Although creatinine clearance (Ccr) has been measured clinically by a simple method as a preoperative renal function test, Ccr is not strictly equal to glomerular filtration rate (GFR). Recently, an equation for estimated GFR (eGFR) for Japanese individuals has been postulated, and eGFR has been accepted as equal to measured GFR in chronic kidney disease. However, there have been no previous studies regarding the reliability of eGFR as a preoperative renal function test.
A research article to be published on May 14, 2009 in the World Journal of Gastroenterology addresses this question. The research team led by Dr. Tokihiko Sawada from Dokkyo Medical University, Japan retrospectively calculated the preoperative three-variable and five-variable equations for eGFR, and compared the results with Ccr in patients undergoing hepatectomy.
AdvertisementOne hundred and ninety seven patients undergoing hepatectomy between August 2006 and August 2008 were enrolled in this study. Preoperative Ccr, a three-variable equation for eGFR (eGFR3) and a five-variable equation for eGFR (eGFR5) were calculated. Abnormal values were defined as Ccr < 50 mL/min, eGFR3 and eGFR5 < 60 mL/min/1.73 m2.

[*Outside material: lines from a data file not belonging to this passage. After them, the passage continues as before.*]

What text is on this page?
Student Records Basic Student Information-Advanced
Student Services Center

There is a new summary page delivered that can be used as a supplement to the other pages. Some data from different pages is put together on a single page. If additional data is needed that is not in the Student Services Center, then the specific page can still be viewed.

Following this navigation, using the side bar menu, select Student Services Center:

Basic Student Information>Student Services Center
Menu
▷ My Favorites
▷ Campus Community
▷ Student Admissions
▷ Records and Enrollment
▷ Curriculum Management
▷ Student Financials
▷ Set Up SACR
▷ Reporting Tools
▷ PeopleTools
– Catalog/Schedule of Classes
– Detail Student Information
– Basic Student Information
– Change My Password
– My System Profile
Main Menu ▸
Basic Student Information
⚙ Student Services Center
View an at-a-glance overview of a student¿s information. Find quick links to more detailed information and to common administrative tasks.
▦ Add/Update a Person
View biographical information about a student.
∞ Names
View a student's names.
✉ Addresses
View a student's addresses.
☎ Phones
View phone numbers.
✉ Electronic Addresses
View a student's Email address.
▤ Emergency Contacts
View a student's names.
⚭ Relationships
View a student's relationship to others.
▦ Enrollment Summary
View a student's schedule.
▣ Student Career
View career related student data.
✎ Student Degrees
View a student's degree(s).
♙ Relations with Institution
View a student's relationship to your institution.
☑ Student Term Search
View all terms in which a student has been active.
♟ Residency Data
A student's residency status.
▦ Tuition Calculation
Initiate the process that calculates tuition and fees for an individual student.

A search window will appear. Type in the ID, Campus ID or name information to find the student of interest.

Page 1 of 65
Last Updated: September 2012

The maximum increases in the postoperative serum creatinine (post Cr) level and postoperative rate of increase in the serum Cr level (post Cr rate) were compared. There were 37 patients (18.8%) with abnormal Ccr, 31 (15.7%) with abnormal eGFR3, and 40 (20.3%) with abnormal eGFR5. Although there were no significant differences in the post Cr rate between patients with normal and abnormal Ccr, eGFR3 and eGFR5 values, the post Cr level was significantly higher in patients with eGFR3 and eGFR5 abnormality than in normal patients (P < 0.0001). Post Cr level tended to be higher in patients with Ccr abnormality (P = 0.0936 and P = 0.0875, respectively).
They concluded that eGFR5 and the simpler eGFR3, rather than Ccr, are recommended as a first-choice preoperative renal function test in patients undergoing hepatectomy.